Que devrait donc promettre un gouvernement? « Supposons qu’on s’occupe de nos trois océans en premier : il faut éviter d’envoyer des polluants, ce qui inclus les engrais, les pesticides et les plastiques. C’est un gros problème. Ensuite, la gestion des pêches est vraiment critique. Il faut avoir une excellente gestion des pêches. Il faut avoir des quotas fermes et s’assurer que nos pêches soient durables. Sinon, on perd des populations complètes. Puis, il y a tous les enjeux globaux. Il faut s’attaquer aux changements climatiques le plus rapidement et le plus efficacement possible. »
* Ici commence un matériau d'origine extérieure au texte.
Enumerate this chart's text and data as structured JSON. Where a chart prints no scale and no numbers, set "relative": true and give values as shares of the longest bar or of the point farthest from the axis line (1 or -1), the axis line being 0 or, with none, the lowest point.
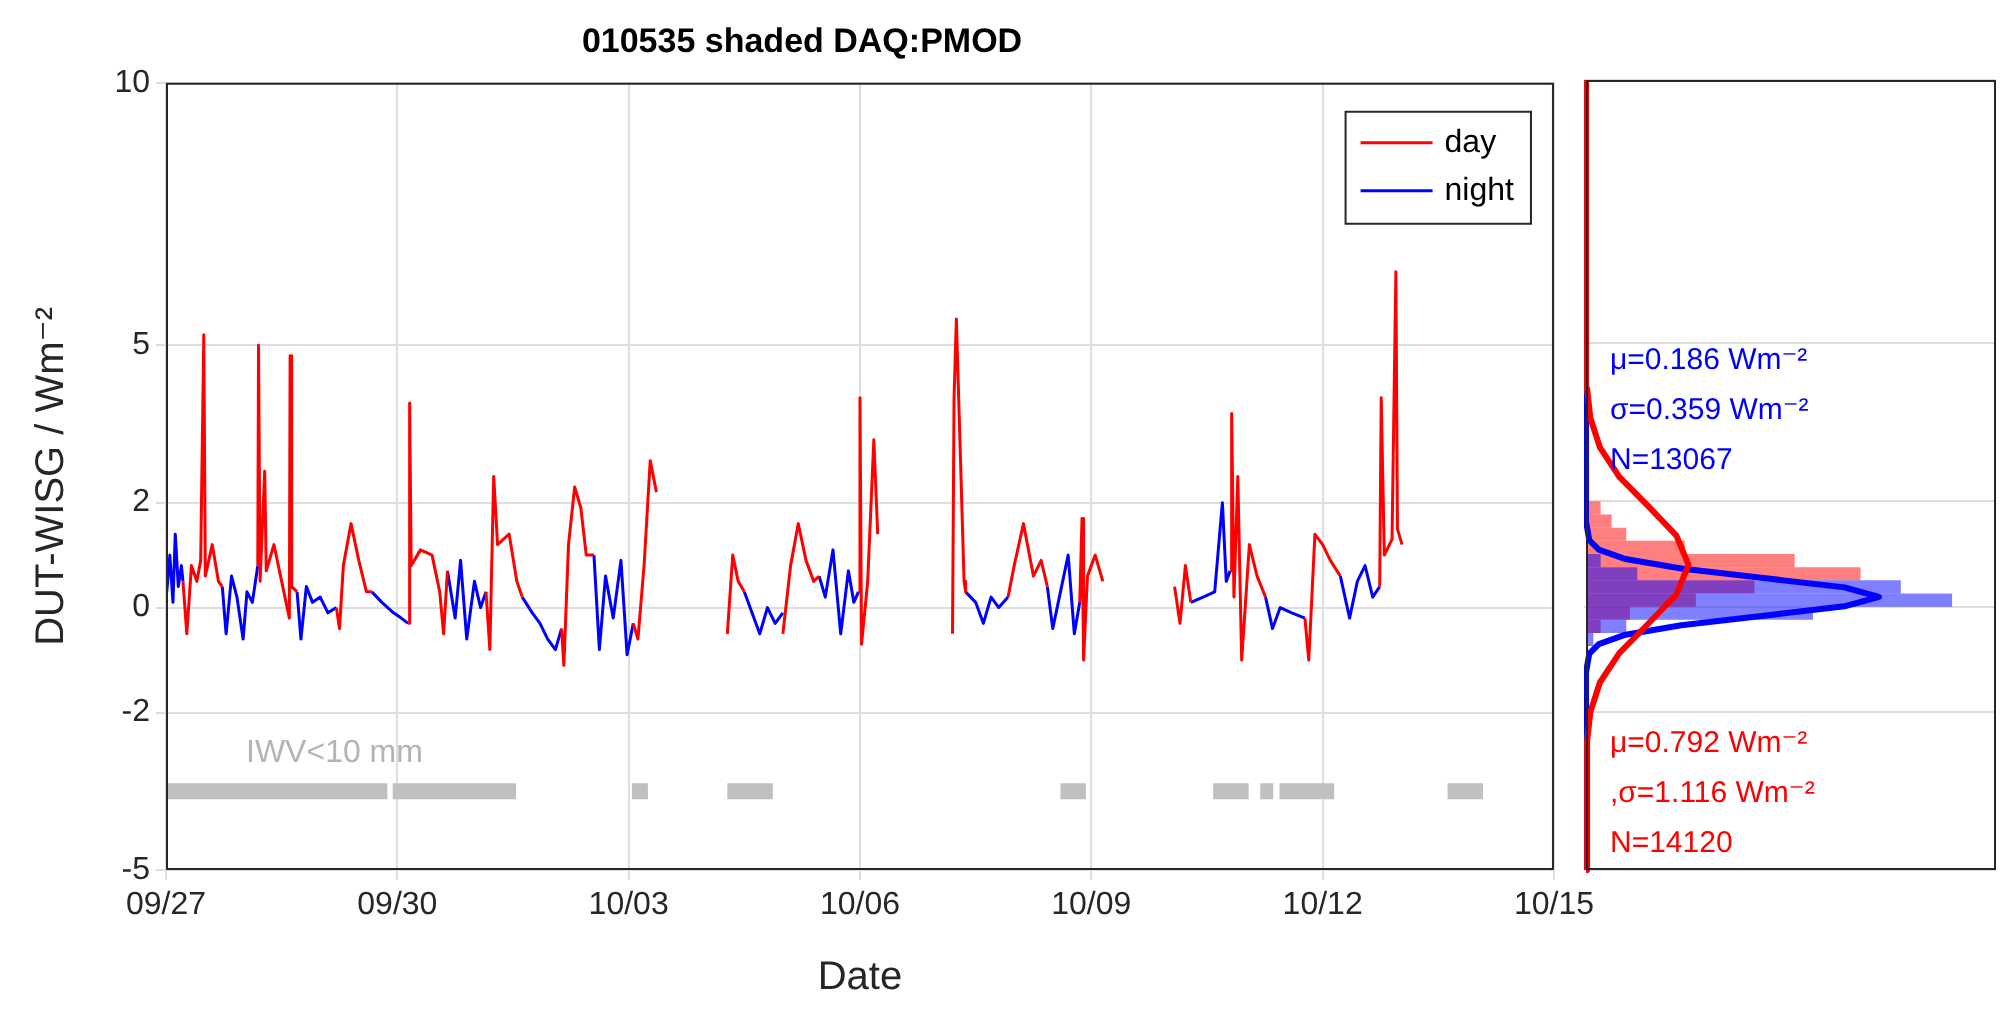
{
  "chart_data": [
    {
      "type": "line",
      "title": "010535 shaded DAQ:PMOD",
      "xlabel": "Date",
      "ylabel": "DUT-WISG / Wm⁻²",
      "xlim": [
        "--09-27",
        "--10-15"
      ],
      "xticks": [
        {
          "value": "--09-27",
          "label": "09/27"
        },
        {
          "value": "--09-30",
          "label": "09/30"
        },
        {
          "value": "--10-03",
          "label": "10/03"
        },
        {
          "value": "--10-06",
          "label": "10/06"
        },
        {
          "value": "--10-09",
          "label": "10/09"
        },
        {
          "value": "--10-12",
          "label": "10/12"
        },
        {
          "value": "--10-15",
          "label": "10/15"
        }
      ],
      "ylim": [
        -5,
        10
      ],
      "yticks": [
        -5,
        -2,
        0,
        2,
        5,
        10
      ],
      "grid": true,
      "legend": "top right",
      "annotations": [
        "IWV<10 mm"
      ],
      "series": [
        {
          "name": "day",
          "color": "#ff0000",
          "x": [
            "--09-27T05:17",
            "--09-27T06:29",
            "--09-27T07:55",
            "--09-27T09:36",
            "--09-27T10:48",
            "--09-27T11:46",
            "--09-27T12:14",
            "--09-27T14:24",
            "--09-27T16:19",
            "--09-27T17:31",
            null,
            "--09-28T04:34",
            "--09-28T04:48",
            "--09-28T05:17",
            "--09-28T06:43",
            "--09-28T07:12",
            "--09-28T09:36",
            "--09-28T12:00",
            "--09-28T14:24",
            "--09-28T14:38",
            "--09-28T15:07",
            "--09-28T16:48",
            null,
            "--09-29T05:02",
            "--09-29T06:00",
            "--09-29T07:12",
            "--09-29T09:36",
            "--09-29T12:00",
            "--09-29T14:24",
            "--09-29T16:05",
            null,
            "--09-30T03:22",
            "--09-30T03:50",
            "--09-30T04:19",
            "--09-30T07:12",
            "--09-30T10:48",
            "--09-30T13:12",
            "--09-30T14:24",
            "--09-30T15:36",
            null,
            "--10-01T03:36",
            "--10-01T04:48",
            "--10-01T06:00",
            "--10-01T07:12",
            "--10-01T10:48",
            "--10-01T13:12",
            "--10-01T14:53",
            null,
            "--10-02T03:07",
            "--10-02T03:50",
            "--10-02T05:17",
            "--10-02T07:12",
            "--10-02T09:07",
            "--10-02T10:48",
            "--10-02T13:12",
            null,
            "--10-03T01:26",
            "--10-03T02:53",
            "--10-03T04:48",
            "--10-03T06:43",
            "--10-03T08:38",
            null,
            "--10-04T06:43",
            "--10-04T08:24",
            "--10-04T10:05",
            "--10-04T12:00",
            null,
            "--10-05T00:00",
            "--10-05T02:24",
            "--10-05T04:48",
            "--10-05T07:12",
            "--10-05T09:36",
            "--10-05T11:17",
            null,
            "--10-05T23:31",
            "--10-06T00:00",
            "--10-06T00:29",
            "--10-06T02:24",
            "--10-06T04:19",
            "--10-06T05:31",
            null,
            "--10-07T04:48",
            "--10-07T05:17",
            "--10-07T06:00",
            "--10-07T07:12",
            "--10-07T08:24",
            "--10-07T08:53",
            null,
            "--10-07T22:05",
            "--10-08T00:00",
            "--10-08T02:53",
            "--10-08T06:00",
            "--10-08T08:24",
            "--10-08T10:19",
            null,
            "--10-08T20:24",
            "--10-08T21:07",
            "--10-08T21:36",
            "--10-08T22:48",
            "--10-09T01:12",
            "--10-09T03:36",
            null,
            "--10-10T01:55",
            "--10-10T03:36",
            "--10-10T05:17",
            "--10-10T06:58",
            null,
            "--10-10T19:12",
            "--10-10T19:41",
            "--10-10T20:24",
            "--10-10T21:36",
            "--10-10T22:48",
            "--10-11T01:12",
            "--10-11T03:36",
            "--10-11T06:14",
            null,
            "--10-11T18:29",
            "--10-11T19:41",
            "--10-11T21:36",
            "--10-12T00:00",
            "--10-12T02:24",
            "--10-12T05:31",
            null,
            "--10-12T17:46",
            "--10-12T18:14",
            "--10-12T19:12",
            "--10-12T21:36",
            "--10-12T22:48",
            "--10-12T23:17",
            "--10-13T00:43"
          ],
          "values": [
            0.5,
            -0.5,
            0.8,
            0.5,
            0.9,
            5.2,
            0.6,
            1.2,
            0.5,
            0.4,
            null,
            0.8,
            5.0,
            0.5,
            2.6,
            0.7,
            1.2,
            0.5,
            -0.2,
            4.8,
            0.4,
            0.3,
            null,
            0.0,
            -0.4,
            0.8,
            1.6,
            0.9,
            0.3,
            0.3,
            null,
            -0.3,
            3.9,
            0.8,
            1.1,
            1.0,
            0.3,
            -0.5,
            0.7,
            null,
            0.3,
            -0.8,
            2.5,
            1.2,
            1.4,
            0.5,
            0.2,
            null,
            -0.4,
            -1.1,
            1.2,
            2.3,
            1.9,
            1.0,
            1.0,
            null,
            -0.3,
            -0.6,
            0.8,
            2.8,
            2.2,
            null,
            -0.5,
            1.0,
            0.5,
            0.3,
            null,
            -0.5,
            0.8,
            1.6,
            0.9,
            0.5,
            0.6,
            null,
            0.3,
            4.0,
            -0.7,
            0.5,
            3.2,
            1.4,
            null,
            -0.5,
            4.0,
            5.5,
            3.0,
            0.5,
            0.3,
            null,
            0.2,
            0.8,
            1.6,
            0.6,
            0.9,
            0.4,
            null,
            0.1,
            1.7,
            -1.0,
            0.6,
            1.0,
            0.5,
            null,
            0.4,
            -0.3,
            0.8,
            0.1,
            null,
            0.7,
            3.7,
            0.2,
            2.5,
            -1.0,
            1.2,
            0.6,
            0.2,
            null,
            -0.2,
            -1.0,
            1.4,
            1.2,
            0.9,
            0.6,
            null,
            0.4,
            4.0,
            1.0,
            1.3,
            6.4,
            1.5,
            1.2
          ]
        },
        {
          "name": "night",
          "color": "#0000ff",
          "x": [
            "--09-27T00:14",
            "--09-27T01:12",
            "--09-27T02:10",
            "--09-27T02:53",
            "--09-27T03:50",
            "--09-27T04:48",
            "--09-27T05:17",
            null,
            "--09-27T17:31",
            "--09-27T18:43",
            "--09-27T20:24",
            "--09-27T22:05",
            "--09-28T00:00",
            "--09-28T01:12",
            "--09-28T02:53",
            "--09-28T04:34",
            null,
            "--09-28T16:48",
            "--09-28T18:00",
            "--09-28T19:41",
            "--09-28T21:36",
            "--09-29T00:00",
            "--09-29T02:24",
            "--09-29T05:02",
            null,
            "--09-29T16:05",
            "--09-29T19:12",
            "--09-29T22:48",
            "--09-30T01:12",
            "--09-30T03:22",
            null,
            "--09-30T15:36",
            "--09-30T18:00",
            "--09-30T19:41",
            "--09-30T21:36",
            "--10-01T00:00",
            "--10-01T01:55",
            "--10-01T03:36",
            null,
            "--10-01T14:53",
            "--10-01T18:00",
            "--10-01T20:24",
            "--10-01T22:48",
            "--10-02T01:12",
            "--10-02T03:07",
            null,
            "--10-02T13:12",
            "--10-02T14:53",
            "--10-02T16:48",
            "--10-02T19:12",
            "--10-02T21:36",
            "--10-02T23:31",
            "--10-03T01:26",
            null,
            "--10-04T12:00",
            "--10-04T14:24",
            "--10-04T16:48",
            "--10-04T19:12",
            "--10-04T21:36",
            "--10-05T00:00",
            null,
            "--10-05T11:17",
            "--10-05T13:12",
            "--10-05T15:36",
            "--10-05T18:00",
            "--10-05T20:24",
            "--10-05T22:05",
            "--10-05T23:31",
            null,
            "--10-07T08:53",
            "--10-07T12:00",
            "--10-07T14:24",
            "--10-07T16:48",
            "--10-07T19:12",
            "--10-07T22:05",
            null,
            "--10-08T10:19",
            "--10-08T12:00",
            "--10-08T14:24",
            "--10-08T16:48",
            "--10-08T18:43",
            "--10-08T20:24",
            null,
            "--10-10T06:58",
            "--10-10T10:48",
            "--10-10T14:24",
            "--10-10T16:48",
            "--10-10T18:00",
            "--10-10T19:12",
            null,
            "--10-11T06:14",
            "--10-11T08:24",
            "--10-11T10:48",
            "--10-11T14:24",
            "--10-11T18:29",
            null,
            "--10-12T05:31",
            "--10-12T08:24",
            "--10-12T10:48",
            "--10-12T13:12",
            "--10-12T15:36",
            "--10-12T17:46"
          ],
          "values": [
            0.3,
            1.0,
            0.1,
            1.4,
            0.4,
            0.8,
            0.5,
            null,
            0.4,
            -0.5,
            0.6,
            0.2,
            -0.6,
            0.3,
            0.1,
            0.8,
            null,
            0.3,
            -0.6,
            0.4,
            0.1,
            0.2,
            -0.1,
            0.0,
            null,
            0.3,
            0.1,
            -0.1,
            -0.2,
            -0.3,
            null,
            0.7,
            -0.2,
            0.9,
            -0.6,
            0.5,
            0.0,
            0.3,
            null,
            0.2,
            -0.1,
            -0.3,
            -0.6,
            -0.8,
            -0.4,
            null,
            1.0,
            -0.8,
            0.6,
            -0.2,
            0.9,
            -0.9,
            -0.3,
            null,
            0.3,
            -0.1,
            -0.5,
            0.0,
            -0.3,
            -0.1,
            null,
            0.6,
            0.2,
            1.1,
            -0.5,
            0.7,
            0.1,
            0.3,
            null,
            0.3,
            0.1,
            -0.3,
            0.2,
            0.0,
            0.2,
            null,
            0.4,
            -0.4,
            0.3,
            1.0,
            -0.5,
            0.1,
            null,
            0.1,
            0.2,
            0.3,
            2.0,
            0.5,
            0.7,
            null,
            0.2,
            -0.4,
            0.0,
            -0.1,
            -0.2,
            null,
            0.6,
            -0.2,
            0.5,
            0.8,
            0.2,
            0.4
          ]
        },
        {
          "color": "#c0c0c0",
          "x": [
            "--09-27T00:00",
            "--09-29T20:53",
            null,
            "--09-29T22:34",
            "--10-01T12:58",
            null,
            "--10-03T01:00",
            "--10-03T06:00",
            null,
            "--10-04T06:43",
            "--10-04T20:53",
            null,
            "--10-08T14:24",
            "--10-08T22:19",
            null,
            "--10-10T13:55",
            "--10-11T00:58",
            null,
            "--10-11T04:34",
            "--10-11T08:38",
            null,
            "--10-11T10:34",
            "--10-12T03:36",
            null,
            "--10-13T14:53",
            "--10-14T01:55"
          ],
          "values": [
            -3.5,
            -3.5,
            null,
            -3.5,
            -3.5,
            null,
            -3.5,
            -3.5,
            null,
            -3.5,
            -3.5,
            null,
            -3.5,
            -3.5,
            null,
            -3.5,
            -3.5,
            null,
            -3.5,
            -3.5,
            null,
            -3.5,
            -3.5,
            null,
            -3.5,
            -3.5
          ]
        }
      ]
    },
    {
      "type": "histogram",
      "orientation": "horizontal",
      "relative": true,
      "tick_labels": false,
      "grid": "y",
      "ylim": [
        -5,
        10
      ],
      "yticks": [
        -5,
        -2,
        0,
        2,
        5,
        10
      ],
      "bins": [
        -0.75,
        -0.5,
        -0.25,
        0,
        0.25,
        0.5,
        0.75,
        1.0,
        1.25,
        1.5,
        1.75,
        2.0
      ],
      "annotations": [
        "μ=0.186 Wm⁻²",
        "σ=0.359 Wm⁻²",
        "N=13067",
        "μ=0.792 Wm⁻²",
        ",σ=1.116 Wm⁻²",
        "N=14120"
      ],
      "series": [
        {
          "color": "#ff0000",
          "values": [
            null,
            0.04,
            0.12,
            0.3,
            0.46,
            0.75,
            0.57,
            0.27,
            0.11,
            0.07,
            0.04
          ]
        },
        {
          "color": "#0000ff",
          "values": [
            0.02,
            0.11,
            0.62,
            1.0,
            0.86,
            0.14,
            0.04,
            null,
            null,
            null,
            null
          ]
        },
        {
          "type": "line",
          "color": "#ff0000",
          "x": [
            -5,
            -2.556,
            -1.998,
            -1.44,
            -0.882,
            -0.324,
            0.234,
            0.792,
            1.35,
            1.908,
            2.466,
            3.024,
            3.582,
            4.14,
            10
          ],
          "values": [
            0,
            0.003,
            0.012,
            0.038,
            0.091,
            0.17,
            0.247,
            0.28,
            0.247,
            0.17,
            0.091,
            0.038,
            0.012,
            0.003,
            0
          ]
        },
        {
          "type": "line",
          "color": "#0000ff",
          "x": [
            -5,
            -1.25,
            -0.891,
            -0.712,
            -0.532,
            -0.353,
            -0.173,
            0.006,
            0.186,
            0.366,
            0.545,
            0.725,
            0.904,
            1.084,
            1.263,
            1.622,
            10
          ],
          "values": [
            0,
            0,
            0.009,
            0.035,
            0.108,
            0.26,
            0.485,
            0.706,
            0.8,
            0.706,
            0.485,
            0.26,
            0.108,
            0.035,
            0.009,
            0,
            0
          ]
        }
      ]
    }
  ]
}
Les citoyens et les médias aussi ont un rôle à jouer, dit-il. « Je ne crois pas que la majorité des gens devraient avoir une culture scientifique qui leur permet de suivre les développement que les chercheurs font, c’est impossible. Je pense toutefois qu’une culture scientifique pour pouvoir comprendre les enjeux, et en particulier dans le cas des questions environnementales, c’est crucial. Ce serait dangereux de voter sans complètement comprendre les enjeux. »

 Yannick Huot

La moitié de l’oxygène du monde

Spécialisé dans la télédétection du phytoplancton, le Pr Huot cherche entre autres à dresser le portrait en temps réel de certaines régions océaniques à partir de la présence de ces végétaux.

Pourquoi ces algues microscoptiques, détectées à la surface par imagerie satellite, sont-elles clés ? « À peu près pour la même raison qu’on s’intéresse aux plantes sur la terre, explique-t-il. Chaque année, le phytoplancton produit au moins autant d’oxygène que toutes les plantes de la planète. Elles sont à la base de tout le réseau trophique de l’océan. C’est elles qui servent de nourriture à tout le reste de l’océan. Elles prennent l’énergie solaire et la transforment en énergie chimique. Ensuite, de petits animaux viennent les manger; de plus gros animaux viennent manger ces petits animaux-là, etc. C’est pourquoi on s’intéresse à combien il y en a, à quelle vitesse ils poussent et où ils se trouvent. On sait que quand ça change, ça affecte tout le système marin. »

Et les changements sont bien réels, comme l’observent les chercheurs dans le domaine. « On s’aperçoit que dans les zones loin des côtes, où il y a moins d’influence terrestre et moins de phytoplancton, il y a une diminution des quantités, ça nous inquiète. Près des côtes, c’est un peu le contraire. À cause des activités agricoles, nos rivières amènent beaucoup de nutriments, donc d’engrais qui nourrissent les phytoplanctons. Par contre, ce n’est pas toujours bon, parce que souvent, ce sont les espèces toxiques qui vont profiter de ces engrais-là », dit le Pr Huot.